郑渔仲通志列传类其南北朝诸列传即取之南北史,世所习知者也。丁丑之冬时居北平,将南渡江左,临发之前夕陈援庵先生垣见过,谓寅恪曰:通志柳元景传中纪元景北征事,亦载李初古拔始末,与宋书柳元景传相同,惟仅及首段而止。又李初古拔作李初古为异耳。岂旧本南史柳元景传其纪李初古拔事,元与宋书柳元景传同,而今本南史有脱文,渔仲所见尚是未甚残阙者耶?寅恪当时行色匆匆,未敢遽对,及抵长沙,而金陵瓦解,乃南驰苍梧瘴海,转徙至于蒙自,忧患疾苦之中,无书可读,偶访邻舍,得见坊本通志,因一披阅之,其卷壹叁拾列传肆玖沈攸之传云:

沈攸之字仲达,司空庆之从父兄子也。

归检南史叁柒沈庆之传附攸之传云:

攸之字仲达,庆之从父兄子也。

又检宋书柒肆沈攸之传云:

沈攸之字仲达,吴兴武康人,司空庆之从父兄子也。

夫渔仲之作通志,其南北朝诸列传虽迳取南北史之本文,但南北史以家世为主,不以朝代为断限。

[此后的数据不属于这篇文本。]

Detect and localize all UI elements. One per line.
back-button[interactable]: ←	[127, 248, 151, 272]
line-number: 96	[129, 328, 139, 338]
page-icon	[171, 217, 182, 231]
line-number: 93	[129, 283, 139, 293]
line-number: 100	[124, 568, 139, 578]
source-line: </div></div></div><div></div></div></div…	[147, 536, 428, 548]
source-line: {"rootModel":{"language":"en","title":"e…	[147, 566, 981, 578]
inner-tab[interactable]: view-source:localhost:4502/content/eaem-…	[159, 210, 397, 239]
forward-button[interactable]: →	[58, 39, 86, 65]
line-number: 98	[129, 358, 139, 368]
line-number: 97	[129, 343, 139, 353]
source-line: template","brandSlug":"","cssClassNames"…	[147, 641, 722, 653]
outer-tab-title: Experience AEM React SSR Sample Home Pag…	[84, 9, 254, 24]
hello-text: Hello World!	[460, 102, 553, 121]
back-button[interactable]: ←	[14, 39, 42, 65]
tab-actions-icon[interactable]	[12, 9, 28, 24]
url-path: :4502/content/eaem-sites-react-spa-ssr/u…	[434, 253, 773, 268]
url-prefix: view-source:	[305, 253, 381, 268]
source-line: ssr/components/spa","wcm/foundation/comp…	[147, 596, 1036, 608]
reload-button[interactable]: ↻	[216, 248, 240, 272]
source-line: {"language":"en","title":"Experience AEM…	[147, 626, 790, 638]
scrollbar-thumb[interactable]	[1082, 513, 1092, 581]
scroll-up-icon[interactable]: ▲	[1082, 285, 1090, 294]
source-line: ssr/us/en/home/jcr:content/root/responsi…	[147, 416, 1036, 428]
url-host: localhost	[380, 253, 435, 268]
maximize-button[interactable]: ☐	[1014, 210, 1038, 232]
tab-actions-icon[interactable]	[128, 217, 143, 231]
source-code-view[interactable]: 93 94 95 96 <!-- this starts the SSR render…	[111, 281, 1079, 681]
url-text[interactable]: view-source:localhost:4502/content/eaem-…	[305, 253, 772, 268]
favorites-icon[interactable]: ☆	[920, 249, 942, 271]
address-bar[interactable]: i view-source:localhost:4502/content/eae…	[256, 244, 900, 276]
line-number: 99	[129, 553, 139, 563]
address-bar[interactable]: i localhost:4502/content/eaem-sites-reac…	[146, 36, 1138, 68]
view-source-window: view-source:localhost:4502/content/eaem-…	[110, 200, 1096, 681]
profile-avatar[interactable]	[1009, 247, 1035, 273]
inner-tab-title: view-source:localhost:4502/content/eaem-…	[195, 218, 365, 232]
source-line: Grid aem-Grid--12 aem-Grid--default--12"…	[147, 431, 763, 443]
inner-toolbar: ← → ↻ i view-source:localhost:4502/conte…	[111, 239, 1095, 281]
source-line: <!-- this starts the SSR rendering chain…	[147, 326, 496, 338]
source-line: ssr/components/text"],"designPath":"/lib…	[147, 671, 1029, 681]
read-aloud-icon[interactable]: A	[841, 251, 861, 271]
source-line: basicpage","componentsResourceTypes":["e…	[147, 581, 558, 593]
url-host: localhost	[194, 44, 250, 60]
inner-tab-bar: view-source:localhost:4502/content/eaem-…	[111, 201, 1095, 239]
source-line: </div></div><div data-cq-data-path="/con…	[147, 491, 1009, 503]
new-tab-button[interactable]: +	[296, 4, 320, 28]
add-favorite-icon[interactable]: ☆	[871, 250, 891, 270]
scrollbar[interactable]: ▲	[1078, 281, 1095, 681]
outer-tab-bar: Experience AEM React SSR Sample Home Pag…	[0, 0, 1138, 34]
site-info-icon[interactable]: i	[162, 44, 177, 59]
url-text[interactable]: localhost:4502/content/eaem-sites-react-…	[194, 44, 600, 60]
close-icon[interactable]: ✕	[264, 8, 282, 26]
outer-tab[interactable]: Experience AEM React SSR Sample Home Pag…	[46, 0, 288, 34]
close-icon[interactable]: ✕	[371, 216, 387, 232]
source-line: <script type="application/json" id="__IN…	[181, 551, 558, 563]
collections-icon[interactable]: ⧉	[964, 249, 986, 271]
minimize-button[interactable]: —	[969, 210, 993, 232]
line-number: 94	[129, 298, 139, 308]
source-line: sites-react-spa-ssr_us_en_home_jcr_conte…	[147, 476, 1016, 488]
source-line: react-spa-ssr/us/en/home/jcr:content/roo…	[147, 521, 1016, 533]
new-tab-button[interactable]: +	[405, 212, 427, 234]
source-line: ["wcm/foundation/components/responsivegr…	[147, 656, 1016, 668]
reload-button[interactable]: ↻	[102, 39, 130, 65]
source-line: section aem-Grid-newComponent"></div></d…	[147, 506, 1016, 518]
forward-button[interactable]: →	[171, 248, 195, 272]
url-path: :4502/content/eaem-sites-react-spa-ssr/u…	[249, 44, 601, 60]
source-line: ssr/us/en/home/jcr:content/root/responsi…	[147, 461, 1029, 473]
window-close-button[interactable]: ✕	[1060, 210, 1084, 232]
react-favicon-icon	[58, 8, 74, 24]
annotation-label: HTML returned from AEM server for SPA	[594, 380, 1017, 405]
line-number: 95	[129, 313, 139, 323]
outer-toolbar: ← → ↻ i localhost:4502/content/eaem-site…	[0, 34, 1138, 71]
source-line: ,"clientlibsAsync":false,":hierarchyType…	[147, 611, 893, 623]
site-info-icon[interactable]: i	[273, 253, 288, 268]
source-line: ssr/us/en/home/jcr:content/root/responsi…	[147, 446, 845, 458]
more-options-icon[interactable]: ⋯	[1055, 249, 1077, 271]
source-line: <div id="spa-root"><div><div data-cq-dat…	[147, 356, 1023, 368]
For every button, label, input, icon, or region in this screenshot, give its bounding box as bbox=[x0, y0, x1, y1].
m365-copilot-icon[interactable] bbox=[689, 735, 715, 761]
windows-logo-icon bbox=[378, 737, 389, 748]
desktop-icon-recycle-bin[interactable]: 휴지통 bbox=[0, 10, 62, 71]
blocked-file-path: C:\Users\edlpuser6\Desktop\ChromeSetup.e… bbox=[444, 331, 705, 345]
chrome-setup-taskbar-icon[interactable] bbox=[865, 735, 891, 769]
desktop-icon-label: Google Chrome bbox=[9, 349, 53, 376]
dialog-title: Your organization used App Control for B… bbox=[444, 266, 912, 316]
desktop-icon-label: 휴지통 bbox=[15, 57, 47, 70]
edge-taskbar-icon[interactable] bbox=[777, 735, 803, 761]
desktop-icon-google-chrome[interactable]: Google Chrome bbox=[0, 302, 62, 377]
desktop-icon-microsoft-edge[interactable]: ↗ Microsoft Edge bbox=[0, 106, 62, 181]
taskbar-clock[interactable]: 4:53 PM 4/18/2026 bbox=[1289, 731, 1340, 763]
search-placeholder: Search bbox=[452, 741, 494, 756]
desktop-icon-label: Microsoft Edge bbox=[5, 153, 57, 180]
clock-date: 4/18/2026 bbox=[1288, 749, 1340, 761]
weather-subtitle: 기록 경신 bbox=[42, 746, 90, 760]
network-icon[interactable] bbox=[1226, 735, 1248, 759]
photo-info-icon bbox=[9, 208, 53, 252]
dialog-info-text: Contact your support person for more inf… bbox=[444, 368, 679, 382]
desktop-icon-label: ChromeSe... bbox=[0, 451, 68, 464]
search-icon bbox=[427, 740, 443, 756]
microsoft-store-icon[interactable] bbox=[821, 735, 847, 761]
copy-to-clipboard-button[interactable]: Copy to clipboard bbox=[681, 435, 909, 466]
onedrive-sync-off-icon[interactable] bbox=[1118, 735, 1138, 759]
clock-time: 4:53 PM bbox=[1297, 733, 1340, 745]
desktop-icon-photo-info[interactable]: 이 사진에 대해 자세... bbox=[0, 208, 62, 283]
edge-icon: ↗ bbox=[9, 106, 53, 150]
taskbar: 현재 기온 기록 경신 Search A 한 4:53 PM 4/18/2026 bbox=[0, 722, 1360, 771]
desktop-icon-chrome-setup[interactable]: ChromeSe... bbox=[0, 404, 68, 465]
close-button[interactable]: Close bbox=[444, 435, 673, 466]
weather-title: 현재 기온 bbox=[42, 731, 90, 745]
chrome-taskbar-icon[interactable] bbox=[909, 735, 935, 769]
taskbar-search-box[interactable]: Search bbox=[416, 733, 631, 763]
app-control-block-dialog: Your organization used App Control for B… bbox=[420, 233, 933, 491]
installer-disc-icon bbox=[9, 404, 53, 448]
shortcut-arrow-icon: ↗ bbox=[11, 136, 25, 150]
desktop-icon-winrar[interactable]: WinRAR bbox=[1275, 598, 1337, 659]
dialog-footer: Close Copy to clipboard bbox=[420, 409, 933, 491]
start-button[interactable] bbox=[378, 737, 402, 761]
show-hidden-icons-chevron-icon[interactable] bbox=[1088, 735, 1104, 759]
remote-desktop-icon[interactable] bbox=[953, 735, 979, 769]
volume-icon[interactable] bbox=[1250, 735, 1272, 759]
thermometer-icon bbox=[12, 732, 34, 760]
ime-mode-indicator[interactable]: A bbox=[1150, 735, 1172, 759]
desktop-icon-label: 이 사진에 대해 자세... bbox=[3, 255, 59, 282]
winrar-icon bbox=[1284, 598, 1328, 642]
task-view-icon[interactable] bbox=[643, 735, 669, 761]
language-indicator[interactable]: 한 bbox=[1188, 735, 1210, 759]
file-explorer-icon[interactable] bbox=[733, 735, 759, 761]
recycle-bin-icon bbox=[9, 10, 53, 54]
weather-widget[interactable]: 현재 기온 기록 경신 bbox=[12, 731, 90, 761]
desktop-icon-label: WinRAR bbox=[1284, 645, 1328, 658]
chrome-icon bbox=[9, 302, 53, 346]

渔仲着书时,于李书稍有移割,其沈攸之传文虽取之南史,而于攸之名上冠之以姓,此着述之体应尔自不待言。然南史比传本文元无「司空」二字,通志忽于南史元文「庆之」二字之上增「司空」二字,其为从宋书沈攸之传之元文采入,而非渔仲所见之南史多此司空二字无疑也。据此推论,通志中南北朝诸列传虽取之南北史,其间亦旁采断代之史如宋书以补苴之,其沈攸之传既杂糅,则其柳元景传亦何尝不可如是乎?惟渔仲元文是否即已如是?抑或后来写刻遂致杂糅?初以无从获校旧本通志,未敢遽断,后得见友人钞示之至治本通志沈攸之传「庆之」之下多一「之」字外,余皆与坊本不异,据此颇疑杂糅沈李二书即出于郑氏之手,殆以李书多所删削故略取沈书以补之欤?